Token design packages this portion of inference demand. Venice operates on two tokens: VVV (for staking and platform access) and DIEM, the latter being an inference credit, with each DIEM roughly equivalent to $1 worth of computational power per day. Paid subscriptions trigger programmatic buyback and destruction of VVV (Pro / Pro+ / Max approximately $2 / $5 / $10, respectively), with emissions scheduled to decline: 6M per month → 5M → 4M VVV, reducing to 3M on July 1. The buyback is real but at the discretion and not substantial: in April and May, about $103,000 was destroyed each month, with June slowly climbing towards about $110,000, far below the $200,000 barrier monthly.
The fundamentals are healthier than the headlines. The publicly circulated figure of "$70 million ARR" can almost certainly be traced back to mistaken subscription renewals being counted as net new customer acquisitions; the defensible observable range is closer to $6 million to $15 million ARR. Below this, traction is real: about 136,000 token holder addresses, approximately 9.9 million website visits per month (about 330,000 per day), with new Pro subscriptions hovering around 1,400 daily. This is a real business, but it is a low-margin business, its economics constrained by the power it purchases.

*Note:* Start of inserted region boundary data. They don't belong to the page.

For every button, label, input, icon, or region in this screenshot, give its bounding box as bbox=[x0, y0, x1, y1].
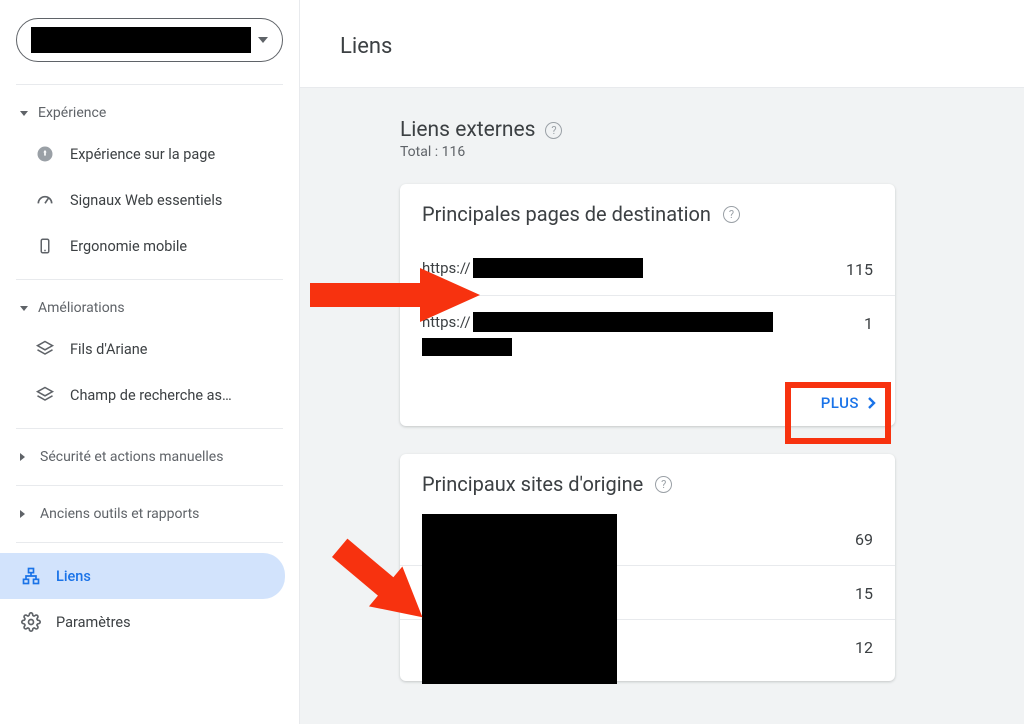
url-redacted bbox=[473, 312, 773, 332]
sites-redacted bbox=[422, 514, 617, 684]
card-header: Principales pages de destination ? bbox=[400, 184, 895, 234]
row-value: 115 bbox=[846, 258, 873, 279]
card-top-linking-sites: Principaux sites d'origine ? 69 15 12 bbox=[400, 454, 895, 681]
help-icon[interactable]: ? bbox=[723, 206, 740, 223]
card-body: https:// 115 https:// 1 bbox=[400, 234, 895, 380]
row-value: 12 bbox=[855, 636, 873, 657]
page-header: Liens bbox=[300, 0, 1024, 88]
chevron-right-icon bbox=[867, 396, 877, 410]
table-row[interactable]: https:// 1 bbox=[400, 296, 895, 372]
card-top-linked-pages: Principales pages de destination ? https… bbox=[400, 184, 895, 426]
section-label: Anciens outils et rapports bbox=[40, 506, 199, 522]
card-body: 69 15 12 bbox=[400, 504, 895, 681]
help-icon[interactable]: ? bbox=[545, 122, 562, 139]
divider bbox=[16, 279, 283, 280]
section-legacy-tools[interactable]: Anciens outils et rapports bbox=[0, 496, 299, 532]
card-title: Principaux sites d'origine bbox=[422, 472, 643, 496]
mobile-icon bbox=[34, 235, 56, 257]
nav-item-sitelinks-searchbox[interactable]: Champ de recherche as… bbox=[0, 372, 285, 418]
section-security[interactable]: Sécurité et actions manuelles bbox=[0, 439, 299, 475]
caret-down-icon bbox=[258, 37, 268, 43]
section-experience[interactable]: Expérience bbox=[0, 95, 299, 131]
property-name-redacted bbox=[31, 27, 251, 53]
nav-item-page-experience[interactable]: Expérience sur la page bbox=[0, 131, 285, 177]
content: Liens externes ? Total : 116 Principales… bbox=[300, 88, 1024, 724]
nav-item-label: Liens bbox=[56, 568, 91, 585]
nav-item-core-web-vitals[interactable]: Signaux Web essentiels bbox=[0, 177, 285, 223]
nav-item-label: Fils d'Ariane bbox=[70, 341, 148, 358]
sidebar: Expérience Expérience sur la page Signau… bbox=[0, 0, 300, 724]
caret-right-icon bbox=[20, 453, 29, 461]
section-label: Expérience bbox=[38, 105, 106, 121]
nav-item-label: Signaux Web essentiels bbox=[70, 192, 222, 209]
more-label: PLUS bbox=[821, 394, 859, 412]
nav-item-label: Champ de recherche as… bbox=[70, 387, 232, 404]
more-button[interactable]: PLUS bbox=[821, 394, 877, 412]
layers-icon bbox=[34, 384, 56, 406]
url-prefix: https:// bbox=[422, 259, 471, 277]
card-header: Principaux sites d'origine ? bbox=[400, 454, 895, 504]
divider bbox=[16, 428, 283, 429]
gear-icon bbox=[20, 611, 42, 633]
row-value: 1 bbox=[864, 312, 873, 333]
table-row[interactable]: https:// 115 bbox=[400, 242, 895, 296]
card-title: Principales pages de destination bbox=[422, 202, 711, 226]
nav-item-links[interactable]: Liens bbox=[0, 553, 285, 599]
layers-icon bbox=[34, 338, 56, 360]
url-redacted bbox=[473, 258, 643, 278]
nav-item-label: Expérience sur la page bbox=[70, 146, 215, 163]
section-title: Liens externes bbox=[400, 118, 535, 142]
nav-item-mobile-usability[interactable]: Ergonomie mobile bbox=[0, 223, 285, 269]
external-links-total: Total : 116 bbox=[400, 144, 1024, 160]
page-title: Liens bbox=[340, 34, 1024, 59]
speedometer-icon bbox=[34, 189, 56, 211]
nav-item-settings[interactable]: Paramètres bbox=[0, 599, 285, 645]
section-improvements[interactable]: Améliorations bbox=[0, 290, 299, 326]
divider bbox=[16, 84, 283, 85]
section-label: Améliorations bbox=[38, 300, 125, 316]
section-label: Sécurité et actions manuelles bbox=[40, 449, 223, 465]
main: Liens Liens externes ? Total : 116 Princ… bbox=[300, 0, 1024, 724]
caret-down-icon bbox=[20, 111, 28, 116]
help-icon[interactable]: ? bbox=[655, 476, 672, 493]
caret-down-icon bbox=[20, 306, 28, 311]
row-value: 15 bbox=[855, 582, 873, 603]
divider bbox=[16, 542, 283, 543]
divider bbox=[16, 485, 283, 486]
sitemap-icon bbox=[20, 565, 42, 587]
circle-plus-icon bbox=[34, 143, 56, 165]
url-prefix: https:// bbox=[422, 313, 471, 331]
nav-item-breadcrumbs[interactable]: Fils d'Ariane bbox=[0, 326, 285, 372]
url-redacted bbox=[422, 338, 512, 356]
nav-item-label: Ergonomie mobile bbox=[70, 238, 187, 255]
caret-right-icon bbox=[20, 510, 29, 518]
card-footer: PLUS bbox=[400, 380, 895, 426]
external-links-heading: Liens externes ? bbox=[400, 118, 1024, 142]
nav-item-label: Paramètres bbox=[56, 614, 131, 631]
property-selector[interactable] bbox=[16, 18, 283, 62]
annotation-highlight bbox=[785, 382, 891, 444]
row-value: 69 bbox=[855, 528, 873, 549]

This precisely explains why Hyperbolic occupies the layer above it. If Venice is a gas station, Hyperbolic is a refinery. Venice purchases computational power from the same constrained supply that everyone relies on; Hyperbolic aggregates, standardizes that fragmented supply, and sells it to Venice and all players like it. As inference demand grows, value accumulates not only on the consumer's computational power applications but also on the layers that aggregate and route power and capture the cost of revenue these applications pay.
Why This Matters Now
Nvidia has reorganized its finances around "service tokens." Cerebras's IPO proves that the market has understood that inference is the bottleneck. Anthropic's frantic search for capacity demonstrates that this is a real issue. Agentic and physical AI will magnify demand by several orders of magnitude, crossing both cloud and edge lines.
And it has also closed the loop on the "600 Billion Dollar Problem" from the other side. Cahn's bearish logic of overbuilding followed by oversupply may ultimately be validated. But oversupply is precisely the optimal market condition for light asset aggregators: when GPU prices fall and supply fragments across dozens of clouds, the player who does not own any hardware but routes every workload to the cheapest available card will earn the price differential, while operators holding depreciating GPUs will bear the losses. Hyperbolic is long on oversupply, not shorting it.
The company that ultimately prevails will not be the one with the most GPUs, but the one that can tell you which GPUs are available where and at what price, and route every workload to where it can run at the lowest cost.
Hyperbolic is building such a company. Not owning GPUs, purely software, spanning three layers deep, yet shaping to become the ultimate aggregation layer for inference power.